Calling engagement patient-centric at launch is difficult if patients had little influence earlier, when those decisions were made.

What should replace it:
Lifecycle engagement. Patient insight embedded across clinical development, medical affairs, and commercial teams. Engagement that shapes studies, evidence, and relationships long before a product reaches the market.

If patient engagement starts at launch, it started too late.


6. Empowerment Without Enablement in Patient Engagement

Why it persists:
Empowerment sounds progressive and reassuring. It also requires very little structural change.

Why it should not be a trend in 2026:
Patients do not lack motivation. They lack time, clarity, energy, access, and support. Telling patients they are empowered while handing them complex systems and unclear processes shifts responsibility without removing barriers.

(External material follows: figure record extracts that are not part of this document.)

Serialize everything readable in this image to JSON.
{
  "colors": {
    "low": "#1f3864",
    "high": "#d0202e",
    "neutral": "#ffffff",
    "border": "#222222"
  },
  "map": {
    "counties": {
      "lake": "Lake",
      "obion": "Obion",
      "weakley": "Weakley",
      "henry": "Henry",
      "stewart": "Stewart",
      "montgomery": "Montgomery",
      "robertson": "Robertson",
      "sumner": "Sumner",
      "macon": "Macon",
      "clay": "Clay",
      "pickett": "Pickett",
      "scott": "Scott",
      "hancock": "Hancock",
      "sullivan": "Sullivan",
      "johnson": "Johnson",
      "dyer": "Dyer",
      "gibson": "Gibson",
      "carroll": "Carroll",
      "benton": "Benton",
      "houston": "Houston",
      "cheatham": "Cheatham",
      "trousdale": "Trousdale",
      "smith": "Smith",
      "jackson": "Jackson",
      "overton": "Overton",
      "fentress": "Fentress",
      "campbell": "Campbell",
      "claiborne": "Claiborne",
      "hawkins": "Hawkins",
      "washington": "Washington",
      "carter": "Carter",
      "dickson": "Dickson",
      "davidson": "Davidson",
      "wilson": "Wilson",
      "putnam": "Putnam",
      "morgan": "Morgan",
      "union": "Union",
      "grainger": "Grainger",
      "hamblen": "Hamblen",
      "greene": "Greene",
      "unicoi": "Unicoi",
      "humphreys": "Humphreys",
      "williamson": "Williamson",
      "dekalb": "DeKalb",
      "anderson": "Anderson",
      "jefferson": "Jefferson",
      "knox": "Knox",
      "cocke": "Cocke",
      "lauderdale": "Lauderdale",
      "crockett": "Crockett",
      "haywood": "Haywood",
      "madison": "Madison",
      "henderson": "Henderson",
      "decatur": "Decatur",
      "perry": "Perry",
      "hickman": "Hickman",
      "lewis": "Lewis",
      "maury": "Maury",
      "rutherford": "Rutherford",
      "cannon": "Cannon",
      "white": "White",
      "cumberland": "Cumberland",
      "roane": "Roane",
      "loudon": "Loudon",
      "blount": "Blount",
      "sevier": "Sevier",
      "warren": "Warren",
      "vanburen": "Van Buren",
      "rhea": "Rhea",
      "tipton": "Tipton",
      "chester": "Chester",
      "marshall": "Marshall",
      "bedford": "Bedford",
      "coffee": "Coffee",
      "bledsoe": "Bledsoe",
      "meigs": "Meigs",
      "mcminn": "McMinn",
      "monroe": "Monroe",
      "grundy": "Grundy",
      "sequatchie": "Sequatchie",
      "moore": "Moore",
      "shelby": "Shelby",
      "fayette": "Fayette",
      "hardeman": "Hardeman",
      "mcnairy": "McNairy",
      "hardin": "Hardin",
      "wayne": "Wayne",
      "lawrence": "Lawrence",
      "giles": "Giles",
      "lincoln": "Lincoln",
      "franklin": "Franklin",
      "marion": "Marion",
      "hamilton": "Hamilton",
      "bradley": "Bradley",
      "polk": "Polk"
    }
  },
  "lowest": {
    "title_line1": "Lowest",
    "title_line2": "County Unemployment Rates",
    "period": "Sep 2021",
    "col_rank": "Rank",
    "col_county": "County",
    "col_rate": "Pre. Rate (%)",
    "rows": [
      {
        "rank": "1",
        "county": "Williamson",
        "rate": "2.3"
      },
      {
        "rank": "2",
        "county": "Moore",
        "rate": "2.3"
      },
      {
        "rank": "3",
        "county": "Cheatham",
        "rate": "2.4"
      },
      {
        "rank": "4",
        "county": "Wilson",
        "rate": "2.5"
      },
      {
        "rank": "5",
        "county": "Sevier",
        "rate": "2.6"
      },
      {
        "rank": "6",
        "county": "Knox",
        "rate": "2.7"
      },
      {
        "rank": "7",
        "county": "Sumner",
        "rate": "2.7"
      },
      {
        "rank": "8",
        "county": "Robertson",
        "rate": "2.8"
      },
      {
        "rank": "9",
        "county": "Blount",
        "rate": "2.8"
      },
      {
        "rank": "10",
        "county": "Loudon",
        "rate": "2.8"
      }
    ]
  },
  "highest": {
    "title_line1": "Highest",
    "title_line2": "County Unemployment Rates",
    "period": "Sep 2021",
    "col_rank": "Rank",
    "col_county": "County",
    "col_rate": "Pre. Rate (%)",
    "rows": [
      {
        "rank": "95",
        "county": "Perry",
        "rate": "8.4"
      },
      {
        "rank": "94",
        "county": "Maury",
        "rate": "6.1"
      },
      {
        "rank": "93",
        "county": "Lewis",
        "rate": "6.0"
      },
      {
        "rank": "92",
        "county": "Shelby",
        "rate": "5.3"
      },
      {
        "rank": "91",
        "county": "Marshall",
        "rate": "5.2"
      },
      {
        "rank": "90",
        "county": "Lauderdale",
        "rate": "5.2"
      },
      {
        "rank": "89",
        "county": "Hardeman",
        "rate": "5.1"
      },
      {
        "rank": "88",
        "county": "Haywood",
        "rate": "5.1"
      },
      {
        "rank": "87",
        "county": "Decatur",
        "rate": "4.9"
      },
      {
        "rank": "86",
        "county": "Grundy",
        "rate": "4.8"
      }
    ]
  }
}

That is not empowerment. It is expectation management in disguise.

What should replace it:
Enablement. Practical support that simplifies decisions, reduces burden, and helps patients act with confidence in the real world, not just feel encouraged in theory.

The Bigger Pattern in Biopharma Patient Engagement

What these trends have in common is not bad intent. It is organizational inertia.

They persist because they fit existing structures, metrics, and ownership models. But patients do not experience healthcare in silos, campaigns, or quarters.

By 2026, patient engagement in biopharma should feel calmer, clearer, and more respectful of how patients actually live. That should not be a trend. It should be the baseline.

And if any of these still feel innovative, it is a sign that we still have work to do.